JAKARTA, TELISIK.ID – Masa pendaftaran calon presiden dan wakil presiden disepakati dipersingkat oleh DPR RI, pemerintah, KPU, Bawaslu, dan Dewan Kehormatan Penyelenggara Pemilu (DKPP) menjadi 19-25 Oktober 2023. Kesepakatan itu dicapai dalam rapat dengar pendapat (RDP) di Komisi II DPR RI di Jakarta pada Rabu (20/9/2023).
Sebelumnya ada dua opsi yang ditawarkan dalam rapat.

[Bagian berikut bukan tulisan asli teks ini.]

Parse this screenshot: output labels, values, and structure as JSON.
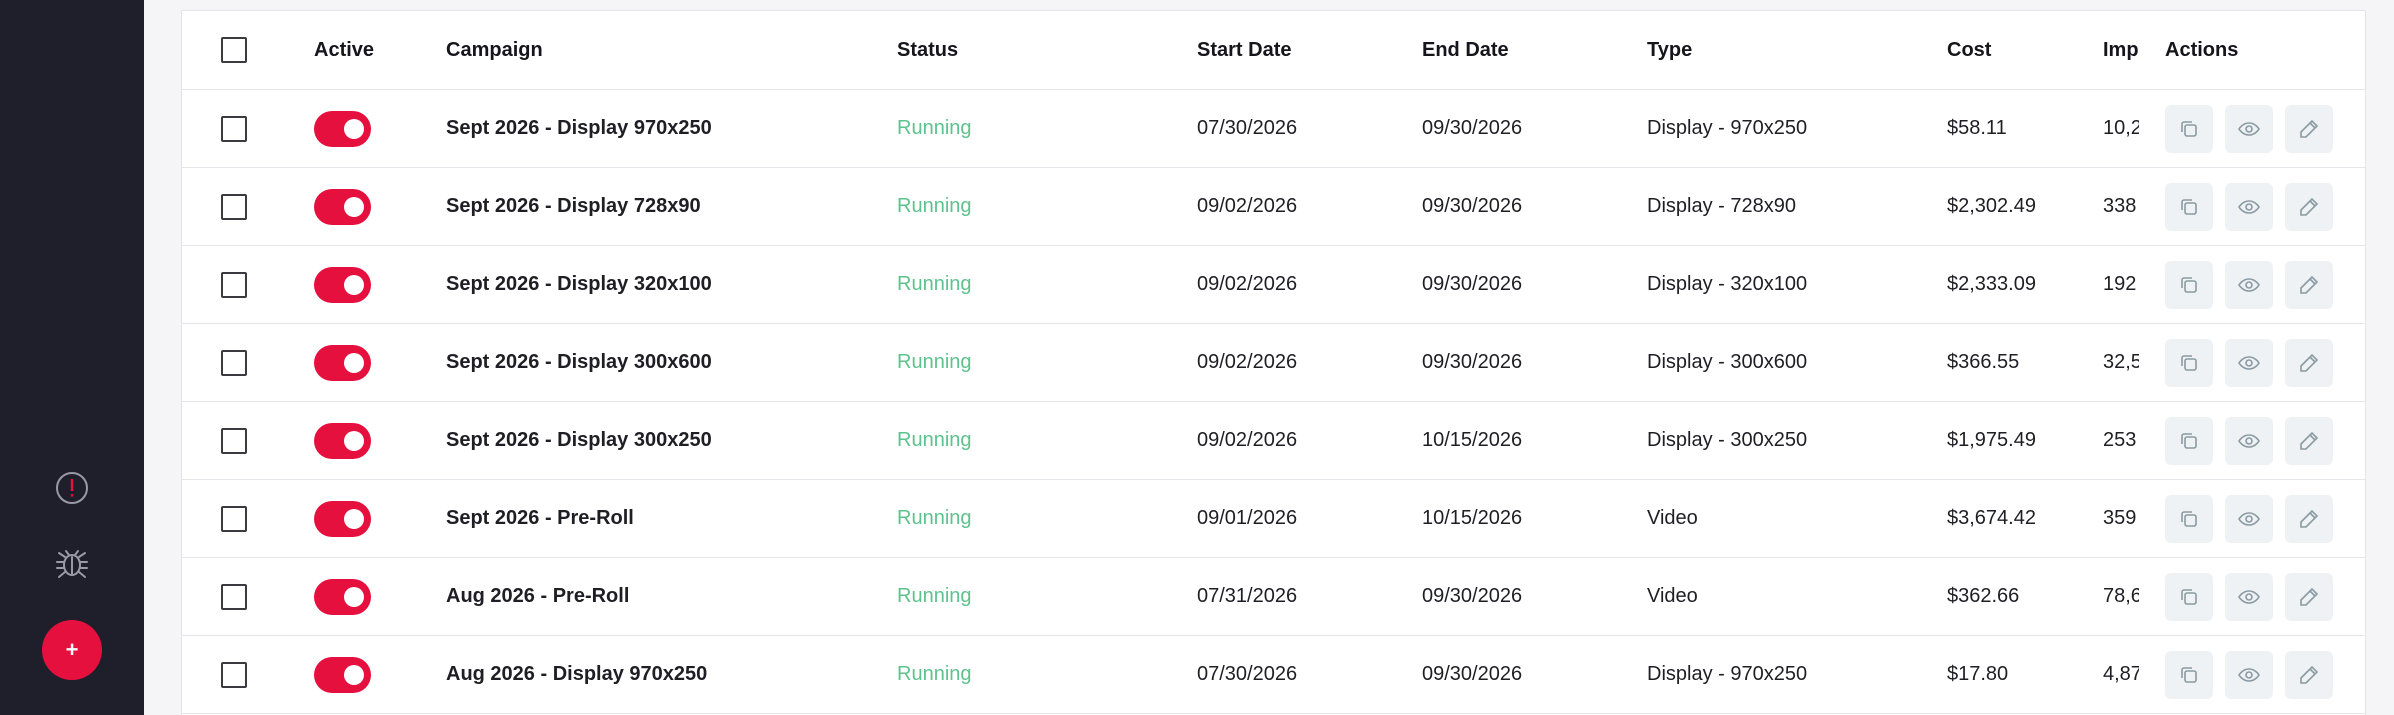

Opsi pertama adalah jadwal pendaftaran 10-16 Oktober 2023. Opsi kedua 19-25 Oktober 2023. Lewat pembahasan bersama, opsi kedua kemudian yang disepakati. Rapat juga menyepakati jadwal penetapan capres-cawapres menjadi 13 November 2023.
Jika merujuk pada Peraturan KPU Nomor 3 Tahun 2022 tentang Tahapan Pemilu 2024, masa pencalonan presiden dan wakil presiden adalah 19 Oktober 2023 hingga 25 November 2023. Dengan demikian, dari hasil RDP itu maka KPU perlu menyesuaikan tahapan dengan merevisi PKPU Nomor 3 Tahun 2022.

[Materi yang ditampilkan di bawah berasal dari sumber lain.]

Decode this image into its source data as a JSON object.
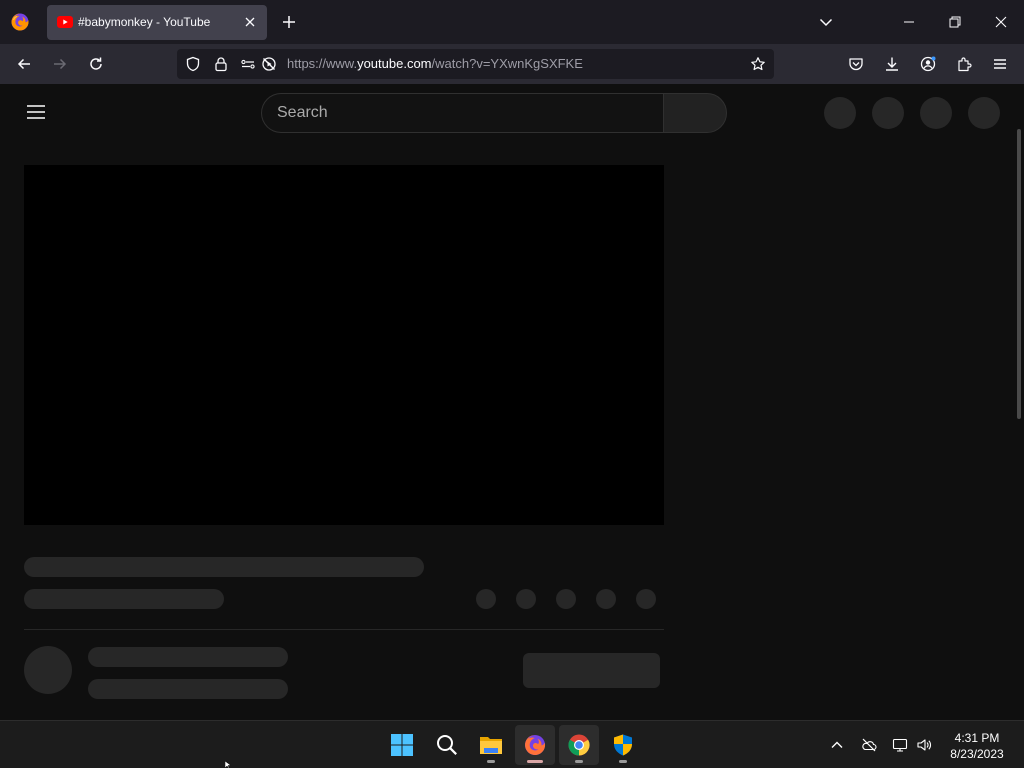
{
  "browser": {
    "tab": {
      "title": "#babymonkey - YouTube",
      "favicon": "youtube-icon"
    },
    "url": {
      "prefix": "https://www.",
      "host": "youtube.com",
      "path": "/watch?v=YXwnKgSXFKE"
    }
  },
  "youtube": {
    "search": {
      "placeholder": "Search"
    }
  },
  "taskbar": {
    "apps": [
      "start-icon",
      "search-icon",
      "file-explorer-icon",
      "firefox-icon",
      "chrome-icon",
      "security-shield-icon"
    ],
    "clock": {
      "time": "4:31 PM",
      "date": "8/23/2023"
    }
  },
  "colors": {
    "page_background": "#0f0f0f",
    "skeleton": "#272727",
    "youtube_red": "#ff0000"
  }
}
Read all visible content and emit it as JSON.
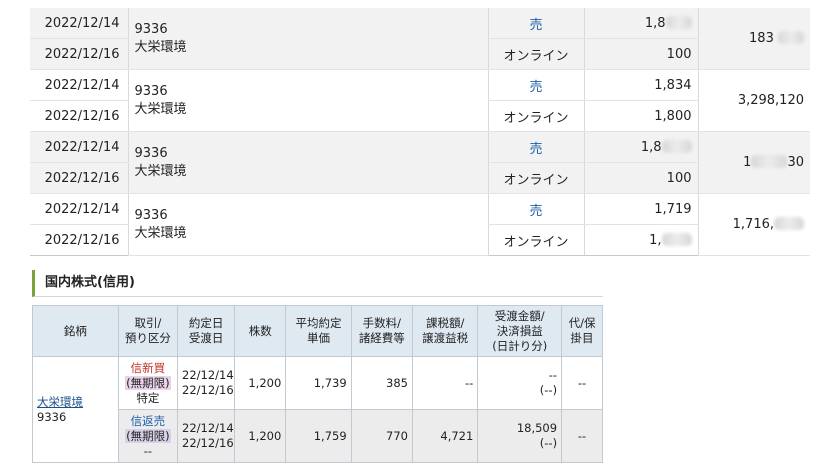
{
  "trades": [
    {
      "date1": "2022/12/14",
      "date2": "2022/12/16",
      "code": "9336",
      "name": "大栄環境",
      "side": "売",
      "type": "オンライン",
      "price": "1,8",
      "qty": "100",
      "amount": "183",
      "blur_price": true,
      "blur_amount": true
    },
    {
      "date1": "2022/12/14",
      "date2": "2022/12/16",
      "code": "9336",
      "name": "大栄環境",
      "side": "売",
      "type": "オンライン",
      "price": "1,834",
      "qty": "1,800",
      "amount": "3,298,120",
      "blur_price": false,
      "blur_amount": false
    },
    {
      "date1": "2022/12/14",
      "date2": "2022/12/16",
      "code": "9336",
      "name": "大栄環境",
      "side": "売",
      "type": "オンライン",
      "price": "1,8",
      "qty": "100",
      "amount": "1",
      "amount_tail": "30",
      "blur_price": true,
      "blur_amount": true
    },
    {
      "date1": "2022/12/14",
      "date2": "2022/12/16",
      "code": "9336",
      "name": "大栄環境",
      "side": "売",
      "type": "オンライン",
      "price": "1,719",
      "qty": "1,",
      "amount": "1,716,",
      "blur_price": false,
      "blur_qty": true,
      "blur_amount": true
    }
  ],
  "margin": {
    "heading": "国内株式(信用)",
    "headers": {
      "col1": "銘柄",
      "col2a": "取引/",
      "col2b": "預り区分",
      "col3a": "約定日",
      "col3b": "受渡日",
      "col4": "株数",
      "col5a": "平均約定",
      "col5b": "単価",
      "col6a": "手数料/",
      "col6b": "諸経費等",
      "col7a": "課税額/",
      "col7b": "譲渡益税",
      "col8a": "受渡金額/",
      "col8b": "決済損益",
      "col8c": "(日計り分)",
      "col9a": "代/保",
      "col9b": "掛目"
    },
    "stock_name": "大栄環境",
    "stock_code": "9336",
    "rows": [
      {
        "type1": "信新買",
        "type2": "(無期限)",
        "type3": "特定",
        "date1": "22/12/14",
        "date2": "22/12/16",
        "qty": "1,200",
        "price": "1,739",
        "fee": "385",
        "tax": "--",
        "settle1": "--",
        "settle2": "(--)",
        "ratio": "--"
      },
      {
        "type1": "信返売",
        "type2": "(無期限)",
        "type3": "--",
        "date1": "22/12/14",
        "date2": "22/12/16",
        "qty": "1,200",
        "price": "1,759",
        "fee": "770",
        "tax": "4,721",
        "settle1": "18,509",
        "settle2": "(--)",
        "ratio": "--"
      }
    ]
  }
}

Ketua KPU RI, Hasyim Asy’ari, dalam rapat memaparkan dua opsi perubahan masa pendaftaran capres dan cawapres, yaitu 10-16 Oktober dan 19-25 Oktober. Dia mengatakan, penetapan dan pengumuman pasangan calon (paslon) peserta Pemilu 2024 pada dua opsi tersebut jatuh di tanggal yang sama, yakni 13 November 2023.
“Penetapan (capres dan cawapres) 13 November. Demikian juga kalau masa pendaftaran mulai Kamis 19 Oktober sampai 25 Oktober, maka kemudian untuk penetapan dan pengumuman capres dan cawapres pada Senin 13 November,” ujar Hasyim dalam rapat.